Муратов постепенно успокаивался и напивался. Вадим посматривал на часы. Из угла, где сидела Марина (или уже не сидела — у него всё текло и переливалось перед глазами) доносились взрывы хохота с раскатами баска Игоря. Ренат молчал, медленно моргая осоловелыми глазами.
— Лёха, — сказал вдруг Муратов, переводя на Спелкина мутный взгляд. — У тебя бывали такие девчонки, чтоб вот так, взял её… вот так… и вот так… — он показал пальцами замкнутую окружность.
— Это как, спереди или сзади? — спросил Лёха, щурясь на руки Рената.
— Дебил, это талия!
— А-а-а-а… не люблю худых, у них сиськи… — Спелкин скрутил дулю.
— Кретин! — сморщился Ренат. — Нормальные у неё сиськи!
— А ты уже проверял? Или только присматриваешься?
— Не-е-ет, ещё не проверял, — Муратов заметно опечалился и призадумался. — Надо проверить. Сейчас пойду…
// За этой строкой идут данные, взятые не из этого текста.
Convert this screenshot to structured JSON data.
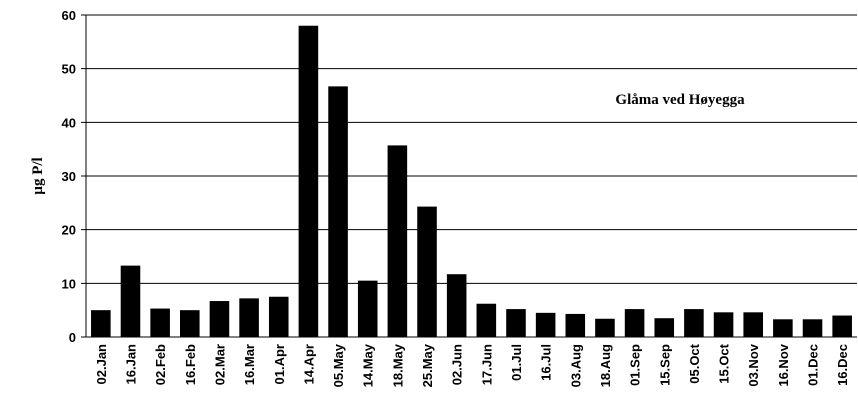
{
  "chart_data": {
    "type": "bar",
    "annotation": "Glåma ved Høyegga",
    "y_label": "µg P/l",
    "categories": [
      "02.Jan",
      "16.Jan",
      "02.Feb",
      "16.Feb",
      "02.Mar",
      "16.Mar",
      "01.Apr",
      "14.Apr",
      "05.May",
      "14.May",
      "18.May",
      "25.May",
      "02.Jun",
      "17.Jun",
      "01.Jul",
      "16.Jul",
      "03.Aug",
      "18.Aug",
      "01.Sep",
      "15.Sep",
      "05.Oct",
      "15.Oct",
      "03.Nov",
      "16.Nov",
      "01.Dec",
      "16.Dec"
    ],
    "values": [
      5,
      13.3,
      5.3,
      5,
      6.7,
      7.2,
      7.5,
      58,
      46.7,
      10.5,
      35.7,
      24.3,
      11.7,
      6.2,
      5.2,
      4.5,
      4.3,
      3.4,
      5.2,
      3.5,
      5.2,
      4.6,
      4.6,
      3.3,
      3.3,
      4.0
    ],
    "color": "#000000",
    "ylim": [
      0,
      60
    ],
    "yticks": [
      0,
      10,
      20,
      30,
      40,
      50,
      60
    ],
    "grid": true
  }
}
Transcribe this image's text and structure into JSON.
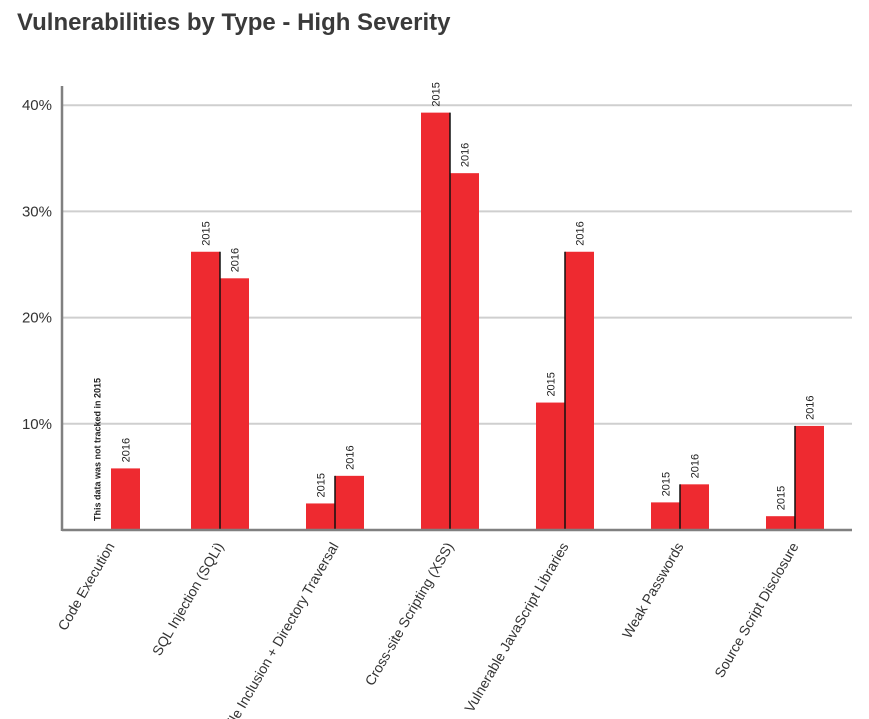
{
  "chart_data": {
    "type": "bar",
    "title": "Vulnerabilities by Type - High Severity",
    "categories": [
      "Code Execution",
      "SQL Injection (SQLi)",
      "File Inclusion + Directory Traversal",
      "Cross-site Scripting (XSS)",
      "Vulnerable JavaScript Libraries",
      "Weak Passwords",
      "Source Script Disclosure"
    ],
    "series": [
      {
        "name": "2015",
        "values": [
          null,
          26.2,
          2.5,
          39.3,
          12.0,
          2.6,
          1.3
        ]
      },
      {
        "name": "2016",
        "values": [
          5.8,
          23.7,
          5.1,
          33.6,
          26.2,
          4.3,
          9.8
        ]
      }
    ],
    "yticks": [
      10,
      20,
      30,
      40
    ],
    "ytick_labels": [
      "10%",
      "20%",
      "30%",
      "40%"
    ],
    "ylim": [
      0,
      42
    ],
    "xlabel": "",
    "ylabel": "",
    "grid": true,
    "legend": "none",
    "bar_color": "#ee2a30",
    "annotations": [
      "This data was not tracked in 2015"
    ]
  }
}
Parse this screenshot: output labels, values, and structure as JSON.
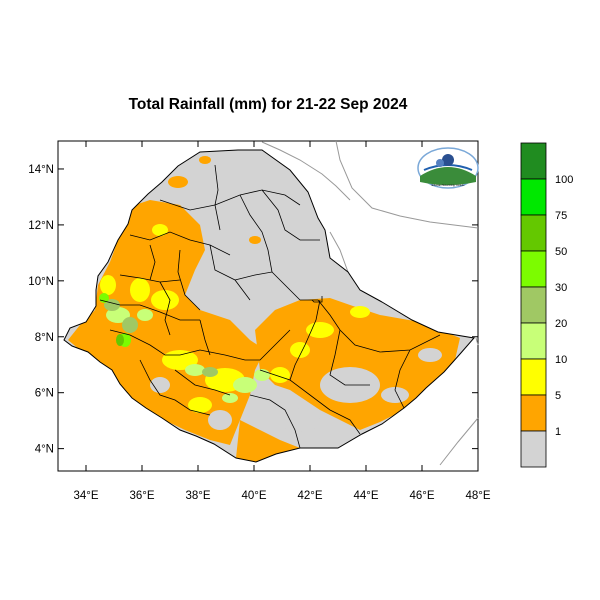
{
  "title": "Total Rainfall (mm) for 21-22 Sep 2024",
  "axes": {
    "lat_labels": [
      "14°N",
      "12°N",
      "10°N",
      "8°N",
      "6°N",
      "4°N"
    ],
    "lat_values": [
      14,
      12,
      10,
      8,
      6,
      4
    ],
    "lon_labels": [
      "34°E",
      "36°E",
      "38°E",
      "40°E",
      "42°E",
      "44°E",
      "46°E",
      "48°E"
    ],
    "lon_values": [
      34,
      36,
      38,
      40,
      42,
      44,
      46,
      48
    ],
    "lon_range": [
      33,
      48
    ],
    "lat_range": [
      3.2,
      15
    ]
  },
  "legend": {
    "thresholds": [
      "100",
      "75",
      "50",
      "30",
      "20",
      "10",
      "5",
      "1"
    ],
    "colors": [
      "#208c20",
      "#00e800",
      "#64c800",
      "#7cfc00",
      "#a0c864",
      "#c8ff78",
      "#ffff00",
      "#ffa500",
      "#d3d3d3"
    ]
  },
  "logo": {
    "text": "Ethiopian Meteorology Institute"
  },
  "colors": {
    "land": "#d3d3d3",
    "rain_1": "#ffa500",
    "rain_5": "#ffff00",
    "rain_10": "#c8ff78",
    "rain_20": "#a0c864",
    "rain_30": "#7cfc00",
    "rain_50": "#64c800",
    "coast_line": "#999999"
  }
}
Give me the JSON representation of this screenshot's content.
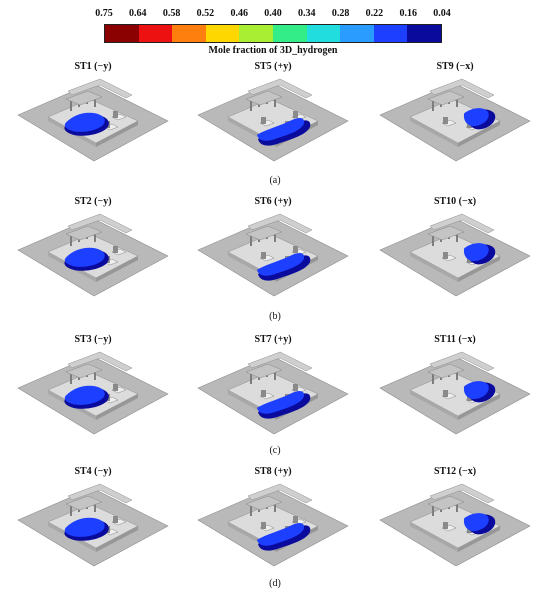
{
  "colorbar": {
    "ticks": [
      "0.75",
      "0.64",
      "0.58",
      "0.52",
      "0.46",
      "0.40",
      "0.34",
      "0.28",
      "0.22",
      "0.16",
      "0.04"
    ],
    "colors": [
      "#8b0000",
      "#ee1111",
      "#ff7f0e",
      "#ffd700",
      "#aaee33",
      "#33ee88",
      "#22dddd",
      "#2a9bff",
      "#1d3fff",
      "#0a0a9c"
    ],
    "label": "Mole fraction of 3D_hydrogen"
  },
  "rows": [
    {
      "label": "(a)",
      "panels": [
        {
          "title": "ST1 (−y)",
          "plume": "left"
        },
        {
          "title": "ST5 (+y)",
          "plume": "front"
        },
        {
          "title": "ST9 (−x)",
          "plume": "right"
        }
      ]
    },
    {
      "label": "(b)",
      "panels": [
        {
          "title": "ST2 (−y)",
          "plume": "left"
        },
        {
          "title": "ST6 (+y)",
          "plume": "front"
        },
        {
          "title": "ST10 (−x)",
          "plume": "right"
        }
      ]
    },
    {
      "label": "(c)",
      "panels": [
        {
          "title": "ST3 (−y)",
          "plume": "left"
        },
        {
          "title": "ST7 (+y)",
          "plume": "front"
        },
        {
          "title": "ST11 (−x)",
          "plume": "right"
        }
      ]
    },
    {
      "label": "(d)",
      "panels": [
        {
          "title": "ST4 (−y)",
          "plume": "left"
        },
        {
          "title": "ST8 (+y)",
          "plume": "front"
        },
        {
          "title": "ST12 (−x)",
          "plume": "right"
        }
      ]
    }
  ]
}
Ренат начал приподниматься со стула, потом сел, глупо улыбаясь, покачал головой:
— Гравитация, мля. Потом.
Вадим рвал пальцами салфетку. Он заказал двойную порцию омлета, хорошо поел, пропустил два круга и немного протрезвел. В окне отразилось его сосредоточенное лицо с пятнами на скулах:
— Пацаны, я в сортир.
Марина вышла из дамской комнаты. Он следил за ней. Дождался в тёмном коридорчике у служебного выхода, увлёк за выступ, прижал к стене, жадно и грубо поцеловал, путаясь пальцами в медных кудряшках. Она опешила и замерла в испуге, затем вырвалась, поднесла руку к губам и растерянно, с жалобным возмущением сказала:
— Больно.
Вадима ещё сильнее, почти до потери самообладания, ударило в голову, он очнулся, когда она укусила его в губу, сильно и до крови, одновременно схватив его руки за запястья и вырвав их из-под своего косого свитерка. Вадим отпрянул, засмеялся, вытирая рот. В углу у служебного выхода приглушались звуки музыки, но бьющим в сердце ритмом вибрировал пол. Боль в губе отрезвляла, но не достаточно.
— Ты…ты же пьяный! Пьяный совсем! — со слезами в голосе выкрикнула Марина, пытаясь пройти мимо него в коридор. — Козёл!
— Это я пьяный? — негромко, со смешком, спросил Вадим, преграждая ей путь. — Я — не пьяный! А ОН — очень! В усрач&ку! Понимаешь, о ком я?
— Да, — помедлив, призналась Марина, повела глазами в сторону зала, отступая и заливаясь краской.
— Тогда чего сидишь здесь? Ждёшь большой и светлой любви?
— Ничего я не жду!
— А зря! Пойдём ко мне! Руку дай!
— Не подходи! Никуда я не пойду! Отстаньте от меня, оба!
— Я-то отстану, он — нет. Ты попалась, голубоглазик.